Is there a good argument for this point somewhere? It doesn’t seem obvious at all. We are generally intelligent ourselves, and yet existed for hundreds of thousands of years before we even discovered that there are neurons, synapses, etc., and we are absolutely nowhere near the ability to rewire our neurons and glial cells so as to produce ever-increasing intelligence. So too, if AGI ever exists, it might be at an emergent level that has no idea it is made out of computer code, let alone knows how to rewrite its own code.
We transform ourselves all the time, and very powerfully. The entire field of cognitive niche construction is dedicated to studying how the things we create/build/invent/change lead to developmental scaffolding and new cognitive abilities that previous generations did not have.
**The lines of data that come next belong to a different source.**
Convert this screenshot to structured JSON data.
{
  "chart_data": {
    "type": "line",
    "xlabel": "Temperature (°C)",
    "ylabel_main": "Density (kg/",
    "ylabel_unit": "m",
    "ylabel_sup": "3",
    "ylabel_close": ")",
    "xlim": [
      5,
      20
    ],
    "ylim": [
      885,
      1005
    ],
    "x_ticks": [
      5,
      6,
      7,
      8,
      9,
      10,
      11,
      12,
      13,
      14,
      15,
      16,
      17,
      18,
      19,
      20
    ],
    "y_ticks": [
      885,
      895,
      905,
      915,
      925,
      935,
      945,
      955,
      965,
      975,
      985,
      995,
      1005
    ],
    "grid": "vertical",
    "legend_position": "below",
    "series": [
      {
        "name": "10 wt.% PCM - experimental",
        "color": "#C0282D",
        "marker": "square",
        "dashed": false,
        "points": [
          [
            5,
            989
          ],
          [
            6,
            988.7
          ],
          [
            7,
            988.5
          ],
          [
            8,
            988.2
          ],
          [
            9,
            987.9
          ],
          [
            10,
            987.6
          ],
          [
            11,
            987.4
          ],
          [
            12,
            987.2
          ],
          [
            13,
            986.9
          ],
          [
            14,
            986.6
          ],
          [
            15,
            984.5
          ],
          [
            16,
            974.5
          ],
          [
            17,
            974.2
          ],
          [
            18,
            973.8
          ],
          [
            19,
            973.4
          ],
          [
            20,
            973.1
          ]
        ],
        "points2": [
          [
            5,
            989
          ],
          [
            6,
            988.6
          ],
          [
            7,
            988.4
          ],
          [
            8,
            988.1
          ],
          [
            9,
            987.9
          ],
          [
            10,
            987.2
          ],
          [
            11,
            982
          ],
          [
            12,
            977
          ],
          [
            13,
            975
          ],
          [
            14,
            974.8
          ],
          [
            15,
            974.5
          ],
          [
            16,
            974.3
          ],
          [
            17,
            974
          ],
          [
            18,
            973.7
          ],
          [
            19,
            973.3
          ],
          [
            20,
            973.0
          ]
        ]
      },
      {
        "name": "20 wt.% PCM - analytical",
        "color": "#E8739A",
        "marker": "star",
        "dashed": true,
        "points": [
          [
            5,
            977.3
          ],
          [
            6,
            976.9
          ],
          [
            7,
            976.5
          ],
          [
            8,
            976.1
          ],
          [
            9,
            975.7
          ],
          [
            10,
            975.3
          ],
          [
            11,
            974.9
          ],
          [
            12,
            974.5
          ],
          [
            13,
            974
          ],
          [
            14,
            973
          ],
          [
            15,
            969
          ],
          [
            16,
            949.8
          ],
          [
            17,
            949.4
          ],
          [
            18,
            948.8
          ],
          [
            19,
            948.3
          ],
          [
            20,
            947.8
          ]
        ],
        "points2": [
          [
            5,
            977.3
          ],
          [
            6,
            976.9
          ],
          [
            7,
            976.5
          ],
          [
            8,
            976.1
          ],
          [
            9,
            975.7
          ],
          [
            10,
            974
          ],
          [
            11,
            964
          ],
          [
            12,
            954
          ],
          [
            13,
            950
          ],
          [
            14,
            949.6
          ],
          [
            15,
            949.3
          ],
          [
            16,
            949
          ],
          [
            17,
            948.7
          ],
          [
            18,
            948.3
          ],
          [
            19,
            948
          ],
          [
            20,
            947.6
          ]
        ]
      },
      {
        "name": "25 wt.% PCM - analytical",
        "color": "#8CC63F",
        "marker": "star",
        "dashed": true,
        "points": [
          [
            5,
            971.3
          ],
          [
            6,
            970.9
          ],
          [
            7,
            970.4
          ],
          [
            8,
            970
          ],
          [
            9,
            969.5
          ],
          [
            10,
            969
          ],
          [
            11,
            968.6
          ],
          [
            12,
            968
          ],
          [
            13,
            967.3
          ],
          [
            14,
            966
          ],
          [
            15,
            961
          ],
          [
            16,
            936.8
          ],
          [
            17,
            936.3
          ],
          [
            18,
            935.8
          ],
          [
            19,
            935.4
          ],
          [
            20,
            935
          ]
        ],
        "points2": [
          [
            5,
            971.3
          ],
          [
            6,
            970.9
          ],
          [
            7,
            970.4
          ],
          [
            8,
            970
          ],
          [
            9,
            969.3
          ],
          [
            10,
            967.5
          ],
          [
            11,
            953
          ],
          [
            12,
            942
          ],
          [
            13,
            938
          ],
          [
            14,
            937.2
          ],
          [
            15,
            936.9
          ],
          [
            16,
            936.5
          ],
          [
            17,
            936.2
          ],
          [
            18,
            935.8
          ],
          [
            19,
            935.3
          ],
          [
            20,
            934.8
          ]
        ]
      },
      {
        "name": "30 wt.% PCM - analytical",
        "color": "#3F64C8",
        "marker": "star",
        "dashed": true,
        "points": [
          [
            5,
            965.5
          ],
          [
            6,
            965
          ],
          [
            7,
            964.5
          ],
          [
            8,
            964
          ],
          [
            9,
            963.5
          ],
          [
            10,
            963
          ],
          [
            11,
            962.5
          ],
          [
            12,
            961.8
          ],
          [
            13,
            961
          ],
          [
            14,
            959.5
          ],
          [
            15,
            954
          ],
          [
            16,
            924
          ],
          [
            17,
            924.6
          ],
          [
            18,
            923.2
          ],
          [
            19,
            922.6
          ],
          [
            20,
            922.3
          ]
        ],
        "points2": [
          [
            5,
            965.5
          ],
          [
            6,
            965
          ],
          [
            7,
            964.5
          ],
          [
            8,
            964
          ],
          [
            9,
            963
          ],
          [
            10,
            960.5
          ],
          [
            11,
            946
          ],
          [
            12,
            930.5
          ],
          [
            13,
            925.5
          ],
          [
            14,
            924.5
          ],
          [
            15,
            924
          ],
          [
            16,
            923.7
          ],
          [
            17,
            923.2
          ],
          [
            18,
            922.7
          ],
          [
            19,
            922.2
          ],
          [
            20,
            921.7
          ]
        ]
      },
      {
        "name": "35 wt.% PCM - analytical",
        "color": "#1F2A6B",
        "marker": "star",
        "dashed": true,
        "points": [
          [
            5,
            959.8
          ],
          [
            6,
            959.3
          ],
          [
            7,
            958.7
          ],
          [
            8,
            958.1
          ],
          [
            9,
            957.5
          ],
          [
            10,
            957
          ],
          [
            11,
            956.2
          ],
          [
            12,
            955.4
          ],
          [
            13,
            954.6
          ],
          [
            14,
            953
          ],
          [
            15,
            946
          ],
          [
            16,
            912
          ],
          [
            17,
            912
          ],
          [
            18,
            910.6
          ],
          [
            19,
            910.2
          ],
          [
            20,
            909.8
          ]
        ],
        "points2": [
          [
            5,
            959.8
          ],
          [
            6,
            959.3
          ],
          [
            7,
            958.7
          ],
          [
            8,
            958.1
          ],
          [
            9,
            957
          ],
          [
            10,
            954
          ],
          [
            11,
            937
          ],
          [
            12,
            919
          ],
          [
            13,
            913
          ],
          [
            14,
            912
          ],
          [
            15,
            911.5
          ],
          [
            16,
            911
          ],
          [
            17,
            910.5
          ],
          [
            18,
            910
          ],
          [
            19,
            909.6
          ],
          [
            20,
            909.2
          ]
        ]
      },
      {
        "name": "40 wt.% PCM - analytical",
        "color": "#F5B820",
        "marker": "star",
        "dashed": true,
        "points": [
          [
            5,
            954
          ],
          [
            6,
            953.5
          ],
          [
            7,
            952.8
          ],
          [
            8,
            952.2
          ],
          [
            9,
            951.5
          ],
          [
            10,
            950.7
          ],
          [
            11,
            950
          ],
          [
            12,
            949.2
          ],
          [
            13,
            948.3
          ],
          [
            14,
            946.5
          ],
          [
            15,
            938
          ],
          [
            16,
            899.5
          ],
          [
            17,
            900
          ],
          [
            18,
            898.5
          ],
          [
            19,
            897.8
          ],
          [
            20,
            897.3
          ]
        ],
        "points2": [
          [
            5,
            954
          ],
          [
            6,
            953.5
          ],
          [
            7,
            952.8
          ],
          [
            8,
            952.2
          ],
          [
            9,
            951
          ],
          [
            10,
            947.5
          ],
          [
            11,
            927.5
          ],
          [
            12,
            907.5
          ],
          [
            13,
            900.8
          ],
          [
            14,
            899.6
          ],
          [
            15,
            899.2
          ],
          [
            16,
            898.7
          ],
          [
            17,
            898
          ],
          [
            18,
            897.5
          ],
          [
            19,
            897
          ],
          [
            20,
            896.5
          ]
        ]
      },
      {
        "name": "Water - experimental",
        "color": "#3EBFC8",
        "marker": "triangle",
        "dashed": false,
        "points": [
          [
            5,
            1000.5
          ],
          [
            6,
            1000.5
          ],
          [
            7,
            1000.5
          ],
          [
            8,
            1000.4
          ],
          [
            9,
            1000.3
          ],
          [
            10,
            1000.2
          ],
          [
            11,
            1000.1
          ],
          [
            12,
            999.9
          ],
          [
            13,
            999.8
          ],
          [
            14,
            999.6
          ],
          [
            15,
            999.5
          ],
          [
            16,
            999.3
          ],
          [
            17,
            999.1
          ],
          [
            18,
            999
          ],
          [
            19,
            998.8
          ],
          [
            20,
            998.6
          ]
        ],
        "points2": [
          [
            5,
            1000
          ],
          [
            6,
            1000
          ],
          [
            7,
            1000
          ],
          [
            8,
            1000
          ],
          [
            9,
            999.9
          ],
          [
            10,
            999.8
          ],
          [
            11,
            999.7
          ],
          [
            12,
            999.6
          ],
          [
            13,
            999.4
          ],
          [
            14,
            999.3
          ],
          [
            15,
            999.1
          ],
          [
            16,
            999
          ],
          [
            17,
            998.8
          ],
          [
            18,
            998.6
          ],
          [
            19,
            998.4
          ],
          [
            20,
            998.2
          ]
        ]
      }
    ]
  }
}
Language, writing systems, education systems, religions, syllabi, external cognitive supports, all these things have powerfully transformed human thought and intelligence. And once they were underway the take-off speed of this evolutionary transformation was very rapid (compared to the 200,000 years spent being anatomically modern with comparatively little change).
Matt—good point.
Also, humans cognitively enhance ourselves through nootropics such as nicotine and caffeine. These might seem mild at the individual level, but I suspect that at the collective level, they may have helped spark the Enlightenment, the Scientific Revolution, and the Industrial Revolution (as Michael Pollan has argued).
And, on a longer time-scale, we’ve shaped the course of our own genetic evolution through the mate choices we make, about who to combine our genes with. (Something first noticed by Darwin, 1871).
A “true” AGI will have situational awareness and knows its weights were created with the help of code, eventually knows its training setup (and how to improve it), and also knows how to rewrite its code. These models can already write code quite well; it’s only a matter of time before you can ask a language model to create a variety of architectures and training runs based on what it thinks will lead to a better model (all before “true AGI” IMO). It just may take it a bit longer to understand what each of its individual weights do and will have to rely on coming up with ideas by only having access to every paper/post in existence to improve itself as well as a bunch of GPUs to run experiments on itself. Oh, and it has the ability to do interpretability to inspect itself much more precisely than any human can.
All of that seems question-begging. If we define “true AGI” as that which knows how to rewrite its own code, then that is indeed what a “true AGI” would be able to do.
When I say “true,” I simply mean that it is inevitable that these things are possible by some future AI system, but people have so many different definitions of AGI they could be calling GPT-3 some form of weak AGI and, therefore incapable of doing the things I described. I don’t particularly care about “true” or “fake” AGI definitions, but just want to point out that the things I described are inevitable, and we are really not so far away (already) from the scenario I described above, whether you call this future system AGI or pre-AGI.
Situational awareness is simply a useful thing for a model to learn, so it will learn it. It is much better at modelling the world and carrying out tasks if it knows it is an AI and what it is able to do as an AI.
Current models can already write basic programs on their own and can in fact write entire AI architecture with minimal human input.